# Reviewing pre factoring

1. Nov 22, 2007

### moe darklight

[SOLVED] reviewing pre... factoring

1. The problem statement, all variables and given/known data

I bought a Schaum's with Precalculus questions; figured I'd review my pre. I'm not as rusty as I thought I'd be... but I'm screwing up this question for some reason:

$$16x^{4}-x^{2}y^{2}+y^{4}$$

3. The attempt at a solution

$$4x^{2}-xy+y^{2}$$

$$4x^{2}+4xy+y^{2}-xy-4xy$$

$$(2x+y)^{2}-3xy$$

?? I'm doing something wrong here.

2. Nov 23, 2007

### Gib Z

Complete the square: $$(4x^2 + y^2) = 16x^4 + 8x^2y^2 + y^4$$.

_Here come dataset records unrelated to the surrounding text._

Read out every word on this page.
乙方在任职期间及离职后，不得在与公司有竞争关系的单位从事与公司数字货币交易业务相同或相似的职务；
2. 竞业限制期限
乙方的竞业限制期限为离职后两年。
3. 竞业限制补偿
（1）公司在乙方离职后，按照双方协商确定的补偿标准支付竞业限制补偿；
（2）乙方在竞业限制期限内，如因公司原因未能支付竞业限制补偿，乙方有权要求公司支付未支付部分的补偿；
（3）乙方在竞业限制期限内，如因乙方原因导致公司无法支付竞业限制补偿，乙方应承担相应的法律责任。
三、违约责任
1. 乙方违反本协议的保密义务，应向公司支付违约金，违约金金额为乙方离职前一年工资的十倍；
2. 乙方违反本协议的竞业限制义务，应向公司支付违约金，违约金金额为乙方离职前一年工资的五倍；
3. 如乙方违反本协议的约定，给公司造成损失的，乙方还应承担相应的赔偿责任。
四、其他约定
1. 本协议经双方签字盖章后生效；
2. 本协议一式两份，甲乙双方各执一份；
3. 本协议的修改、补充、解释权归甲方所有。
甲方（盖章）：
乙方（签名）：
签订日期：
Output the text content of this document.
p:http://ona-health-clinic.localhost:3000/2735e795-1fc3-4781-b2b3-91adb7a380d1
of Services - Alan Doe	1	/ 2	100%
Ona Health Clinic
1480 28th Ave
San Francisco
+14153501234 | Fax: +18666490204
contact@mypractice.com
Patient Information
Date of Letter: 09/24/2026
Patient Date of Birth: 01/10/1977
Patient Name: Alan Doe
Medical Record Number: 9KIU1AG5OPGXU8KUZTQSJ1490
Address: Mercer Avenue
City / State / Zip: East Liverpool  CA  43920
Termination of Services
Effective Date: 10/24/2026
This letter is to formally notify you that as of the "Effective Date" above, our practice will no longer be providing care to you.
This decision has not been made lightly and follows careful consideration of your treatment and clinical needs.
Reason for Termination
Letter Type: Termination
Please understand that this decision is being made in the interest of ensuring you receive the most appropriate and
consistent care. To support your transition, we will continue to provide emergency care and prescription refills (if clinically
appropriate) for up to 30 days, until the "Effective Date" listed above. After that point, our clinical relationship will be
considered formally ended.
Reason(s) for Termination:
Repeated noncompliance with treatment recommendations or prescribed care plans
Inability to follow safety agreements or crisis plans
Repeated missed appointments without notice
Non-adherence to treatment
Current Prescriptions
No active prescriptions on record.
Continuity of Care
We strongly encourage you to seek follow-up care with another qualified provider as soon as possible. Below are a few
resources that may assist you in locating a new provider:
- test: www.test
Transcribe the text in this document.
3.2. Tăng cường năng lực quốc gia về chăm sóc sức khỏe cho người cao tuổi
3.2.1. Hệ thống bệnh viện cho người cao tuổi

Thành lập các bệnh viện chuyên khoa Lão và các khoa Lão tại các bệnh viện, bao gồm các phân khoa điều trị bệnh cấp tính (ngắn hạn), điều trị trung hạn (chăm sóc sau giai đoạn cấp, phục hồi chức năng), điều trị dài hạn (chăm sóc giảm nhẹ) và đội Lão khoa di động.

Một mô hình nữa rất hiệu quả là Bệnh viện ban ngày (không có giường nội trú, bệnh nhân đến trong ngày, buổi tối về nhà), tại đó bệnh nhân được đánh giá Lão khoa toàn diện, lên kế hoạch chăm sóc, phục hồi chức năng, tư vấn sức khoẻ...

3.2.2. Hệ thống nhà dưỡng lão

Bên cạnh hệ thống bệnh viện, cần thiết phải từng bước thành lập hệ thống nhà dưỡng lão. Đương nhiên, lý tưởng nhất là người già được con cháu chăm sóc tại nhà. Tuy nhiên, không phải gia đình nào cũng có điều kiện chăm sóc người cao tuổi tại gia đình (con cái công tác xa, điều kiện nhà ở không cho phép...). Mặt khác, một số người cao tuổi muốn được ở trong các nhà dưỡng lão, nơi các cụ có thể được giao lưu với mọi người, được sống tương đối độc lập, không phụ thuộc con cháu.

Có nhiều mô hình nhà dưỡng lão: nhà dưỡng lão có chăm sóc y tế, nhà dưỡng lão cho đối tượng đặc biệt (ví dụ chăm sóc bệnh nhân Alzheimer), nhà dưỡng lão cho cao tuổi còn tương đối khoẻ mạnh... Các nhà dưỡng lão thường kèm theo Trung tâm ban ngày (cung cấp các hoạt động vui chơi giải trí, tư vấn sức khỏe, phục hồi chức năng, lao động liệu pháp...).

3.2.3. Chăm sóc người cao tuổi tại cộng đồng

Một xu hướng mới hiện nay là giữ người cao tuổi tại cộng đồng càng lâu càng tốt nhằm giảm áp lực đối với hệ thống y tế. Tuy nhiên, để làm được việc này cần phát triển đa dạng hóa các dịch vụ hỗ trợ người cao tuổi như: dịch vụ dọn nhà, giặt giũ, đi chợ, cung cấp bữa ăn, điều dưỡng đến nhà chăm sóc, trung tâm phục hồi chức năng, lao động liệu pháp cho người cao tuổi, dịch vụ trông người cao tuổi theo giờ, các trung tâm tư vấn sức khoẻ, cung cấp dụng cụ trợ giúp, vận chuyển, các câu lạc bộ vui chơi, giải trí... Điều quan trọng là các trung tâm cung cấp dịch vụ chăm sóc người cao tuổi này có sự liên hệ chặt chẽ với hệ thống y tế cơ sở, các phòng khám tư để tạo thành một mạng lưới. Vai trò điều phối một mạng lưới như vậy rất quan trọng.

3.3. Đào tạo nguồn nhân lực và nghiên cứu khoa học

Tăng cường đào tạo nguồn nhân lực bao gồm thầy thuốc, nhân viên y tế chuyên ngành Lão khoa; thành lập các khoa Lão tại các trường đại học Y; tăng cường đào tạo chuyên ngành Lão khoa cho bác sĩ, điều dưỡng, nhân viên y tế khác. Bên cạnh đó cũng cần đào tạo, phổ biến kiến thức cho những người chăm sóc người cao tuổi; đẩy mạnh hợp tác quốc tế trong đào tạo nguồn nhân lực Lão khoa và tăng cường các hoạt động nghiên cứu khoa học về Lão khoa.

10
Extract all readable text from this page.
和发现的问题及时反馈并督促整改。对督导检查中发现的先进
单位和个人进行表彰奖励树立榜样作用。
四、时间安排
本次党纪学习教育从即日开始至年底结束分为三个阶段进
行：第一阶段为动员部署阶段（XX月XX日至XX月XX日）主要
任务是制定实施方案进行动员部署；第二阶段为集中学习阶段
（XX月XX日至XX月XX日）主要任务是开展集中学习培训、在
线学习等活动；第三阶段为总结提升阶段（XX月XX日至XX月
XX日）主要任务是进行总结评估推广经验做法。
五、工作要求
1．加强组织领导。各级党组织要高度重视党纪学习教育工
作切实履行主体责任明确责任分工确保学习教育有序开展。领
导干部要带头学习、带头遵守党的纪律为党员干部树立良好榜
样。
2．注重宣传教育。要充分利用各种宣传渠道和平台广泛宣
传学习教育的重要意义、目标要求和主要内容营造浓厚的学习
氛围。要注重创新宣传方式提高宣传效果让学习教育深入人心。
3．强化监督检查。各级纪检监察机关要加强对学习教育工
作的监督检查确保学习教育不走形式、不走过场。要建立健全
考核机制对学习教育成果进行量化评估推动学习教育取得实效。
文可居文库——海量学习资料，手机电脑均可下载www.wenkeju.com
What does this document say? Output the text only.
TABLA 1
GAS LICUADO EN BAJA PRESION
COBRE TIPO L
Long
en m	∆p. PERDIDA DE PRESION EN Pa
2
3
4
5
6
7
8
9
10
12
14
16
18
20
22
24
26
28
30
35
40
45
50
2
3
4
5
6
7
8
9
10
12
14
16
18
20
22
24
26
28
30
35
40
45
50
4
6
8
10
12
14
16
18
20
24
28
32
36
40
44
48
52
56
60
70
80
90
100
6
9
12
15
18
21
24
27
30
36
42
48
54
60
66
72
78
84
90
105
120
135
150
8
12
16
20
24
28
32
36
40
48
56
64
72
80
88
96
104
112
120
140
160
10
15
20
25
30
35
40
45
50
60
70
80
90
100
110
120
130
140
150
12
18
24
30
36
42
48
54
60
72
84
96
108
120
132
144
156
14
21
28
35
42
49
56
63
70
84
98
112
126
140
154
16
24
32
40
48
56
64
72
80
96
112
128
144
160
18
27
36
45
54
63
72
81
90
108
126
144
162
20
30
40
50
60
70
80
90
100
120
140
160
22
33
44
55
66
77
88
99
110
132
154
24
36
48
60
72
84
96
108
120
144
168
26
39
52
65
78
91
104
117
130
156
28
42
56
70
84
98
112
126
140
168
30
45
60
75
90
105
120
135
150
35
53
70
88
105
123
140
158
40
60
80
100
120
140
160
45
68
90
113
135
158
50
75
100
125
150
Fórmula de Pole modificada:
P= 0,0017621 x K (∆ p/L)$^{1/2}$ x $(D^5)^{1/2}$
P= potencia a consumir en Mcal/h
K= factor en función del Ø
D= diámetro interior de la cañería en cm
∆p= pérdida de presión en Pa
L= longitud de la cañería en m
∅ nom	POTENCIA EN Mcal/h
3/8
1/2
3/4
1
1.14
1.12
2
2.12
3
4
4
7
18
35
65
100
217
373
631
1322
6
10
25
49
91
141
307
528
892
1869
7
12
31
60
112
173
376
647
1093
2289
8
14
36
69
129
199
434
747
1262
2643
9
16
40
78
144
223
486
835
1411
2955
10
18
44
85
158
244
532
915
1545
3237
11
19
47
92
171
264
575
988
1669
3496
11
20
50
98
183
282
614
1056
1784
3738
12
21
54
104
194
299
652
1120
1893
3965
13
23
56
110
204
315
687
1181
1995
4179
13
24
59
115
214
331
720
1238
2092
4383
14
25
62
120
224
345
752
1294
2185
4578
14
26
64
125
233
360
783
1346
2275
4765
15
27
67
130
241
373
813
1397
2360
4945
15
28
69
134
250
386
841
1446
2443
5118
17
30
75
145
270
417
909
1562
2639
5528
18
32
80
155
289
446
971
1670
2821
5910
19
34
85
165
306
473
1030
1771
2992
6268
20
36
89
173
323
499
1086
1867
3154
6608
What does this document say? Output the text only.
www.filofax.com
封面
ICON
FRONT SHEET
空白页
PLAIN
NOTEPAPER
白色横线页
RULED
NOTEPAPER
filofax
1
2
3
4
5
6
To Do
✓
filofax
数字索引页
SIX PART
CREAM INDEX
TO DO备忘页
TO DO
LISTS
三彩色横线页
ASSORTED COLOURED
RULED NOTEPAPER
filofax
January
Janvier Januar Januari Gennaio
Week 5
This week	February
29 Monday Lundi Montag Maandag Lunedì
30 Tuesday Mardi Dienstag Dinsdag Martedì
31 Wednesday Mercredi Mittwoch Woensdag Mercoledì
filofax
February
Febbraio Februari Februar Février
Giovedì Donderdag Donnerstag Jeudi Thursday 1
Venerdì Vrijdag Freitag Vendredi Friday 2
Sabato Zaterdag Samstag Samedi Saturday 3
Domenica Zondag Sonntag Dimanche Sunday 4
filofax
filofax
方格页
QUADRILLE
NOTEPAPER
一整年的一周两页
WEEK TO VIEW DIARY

So now express what you have as a difference between the perfect square, and another number =]

3. Nov 23, 2007

### moe darklight

how did you get $$(4x^2 + y^2)$$ from $$(2x+y)^{2}$$? wouldn't it be $$(4x^2 + y^2)^{2}$$? ... I'm guessing it's a typo, or else I'm really lost :rofl:

ok, $$16x^4 + 8x^2y^2 + y^4$$ leaves me with $$(4x^{2}+y^{2})^{2}-3xy$$ ... but wouldn't that $$3xy$$ have to be a $$3xy^{2}$$ for me to be able to do a difference of a square? ... right now it's an $$a^{2}-b$$

EDIT: post #4

ugh, things like this frustrate me. I'll be doing just fine, and then a simple question like this comes along that I get all wrong... I wish I'd taken math in highschool :grumpy:

Last edited: Nov 23, 2007
4. Nov 23, 2007

### moe darklight

wait... I square all of $$4x^{2}+4xy+y^{2}-3xy$$ and get

$$(4x^{2}+y^{2})^{2}-9xy^{2}$$

$$(4x^{2}+y^{2}-3xy)(4x^{2}+y^{2}+3xy)$$

right? ... you know, maybe the doctor's right and I do need Ritalin after all .

Last edited: Nov 23, 2007
5. Nov 23, 2007

### Gib Z

Well your first mistake is wrongly reducing $$16x^{4}-x^{2}y^{2}+y^{4}$$ to $$4x^{2}-xy+y^{2}$$. What Im sure you meant was that $$16x^{4}-x^{2}y^{2}+y^{4} =4u^{2}-uv+v^{2}$$ where u= 4x^2 and v=y^2.

Instead, from post 2, we can see what you have is $$(4x^{2}+y^{2})^{2}-9xy^{2}$$, which you did factor properly =]

6. Nov 23, 2007

### moe darklight

o boy there we go. thanks